Bill Hagamen (November 4, 1924 – March 26, 2007)

 

Sad news: Bill Hagamen, who many in the department knew at least by sight as the “friendly tall old bald guy” who sat in on quite a few classes, died on Monday, March 26th. He was 82 and had been living with cancer for all the time that Volodja and I knew him (going back to at least 1999); his health had declined noticeably in the last year, and rapidly in the last two weeks; he died at home with most of his family around.

 

            Here’s Bill at my retirement party in September 2004. It’s the only picture I have in my    computer here in Moscow, but it’s a nice one. I think Volodja took it.

 

            He was a very special person and we were privileged to know him and to have him as a friend and colleague. Working together with him was both a pleasure and a challenge, sometimes frustrating (to him and to us), often exhilarating (I hope I can say both for him and for us). We never managed to write the joint magnum opus that I think he dreamed of, but the very process of working together was stimulating for us and for him, and I hope he was happy about that in the long run; I think so. We lectured about his work in Prague (handout 1:VB&BHP and handout 2:BHP&VB) and at a computational linguistics conference in Moscow, with a publication in Russian in the proceedings, and Volodja also published an article about it in Russian in a Russian journal, and after that Bill was writing abstracts and prospective articles on his own, with occasional discussions with us, sometimes with Chris Potts too, and several discussions with Adam Werle. There remain in his computer and ours a collection of not totally finished "chapters" of the bigger joint work that we eventually abandoned when we finally understood that we would never be able to speak in a single voice. I’m putting links to both our work about Bill’s work and the incomplete form of our always in-progress joint work onto my website now (March 2007). And also two versions of his paper "Anatomy of Meaning", the 1996 version and the much revised 2006 version.

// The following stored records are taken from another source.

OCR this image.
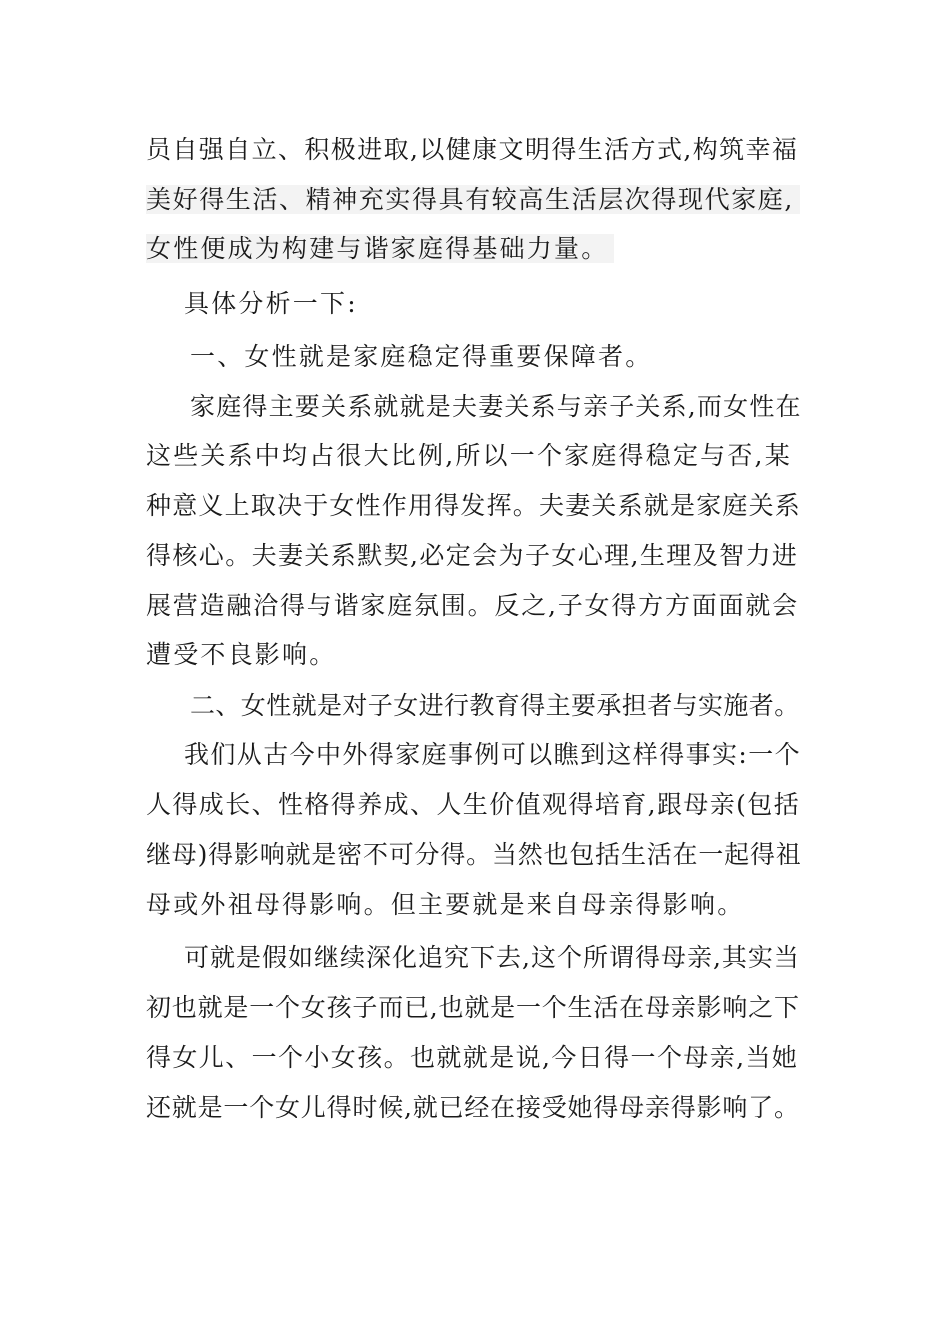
员自强自立、积极进取,以健康文明得生活方式,构筑幸福
美好得生活、精神充实得具有较高生活层次得现代家庭,
女性便成为构建与谐家庭得基础力量。
具体分析一下:
一、女性就是家庭稳定得重要保障者。
家庭得主要关系就就是夫妻关系与亲子关系,而女性在
这些关系中均占很大比例,所以一个家庭得稳定与否,某
种意义上取决于女性作用得发挥。夫妻关系就是家庭关系
得核心。夫妻关系默契,必定会为子女心理,生理及智力进
展营造融洽得与谐家庭氛围。反之,子女得方方面面就会
遭受不良影响。
二、女性就是对子女进行教育得主要承担者与实施者。
我们从古今中外得家庭事例可以瞧到这样得事实:一个
人得成长、性格得养成、人生价值观得培育,跟母亲(包括
继母)得影响就是密不可分得。当然也包括生活在一起得祖
母或外祖母得影响。但主要就是来自母亲得影响。
可就是假如继续深化追究下去,这个所谓得母亲,其实当
初也就是一个女孩子而已,也就是一个生活在母亲影响之下
得女儿、一个小女孩。也就就是说,今日得一个母亲,当她
还就是一个女儿得时候,就已经在接受她得母亲得影响了。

            Bill was a character, very independent. I get the impression that he had been something of a child prodigy, and had a non-standard education. He became a professor of anatomy at Cornell Medical School in New York City and also a top-flight programmer in APL, developing programs for all the financial records of the medical school, I think, and also of some big bank. He spent some time at the IBM Thomas J Watson research center and has some interesting joint publications from there. His eventual link to linguistics came from the fact that he designed a natural language computer dialogue system for his anatomy students, to help them learn anatomy in a thoughtful way and not just with tons of memorization, and after his retirement, he wanted to see if he had something to offer to linguists. The educationally interesting aspect of the program was how it could look for generalizations and encourage students to do the same. The linguistically interesting aspect to us was how efficiently he was able to work with a constrained but natural fragment of English (not lexically constrained, though, since the program had interesting strategies for dealing with unknown words). But that wasn’t what he found most interesting; he thought his program was closer to “how people really think”, and that it showed that we didn’t need such complicated syntactic and semantic schemes as we linguists think we do. We took our task to be to help him formulate his ideas in ways that would be understandable to linguists without necessarily buying into them ourselves, but it was still hard to try to formulate anything jointly that satisfied both him and us. He didn’t achieve his dream of convincing theoretical or computational linguists that he had built a better mousetrap, but we remain impressed with what he did accomplish.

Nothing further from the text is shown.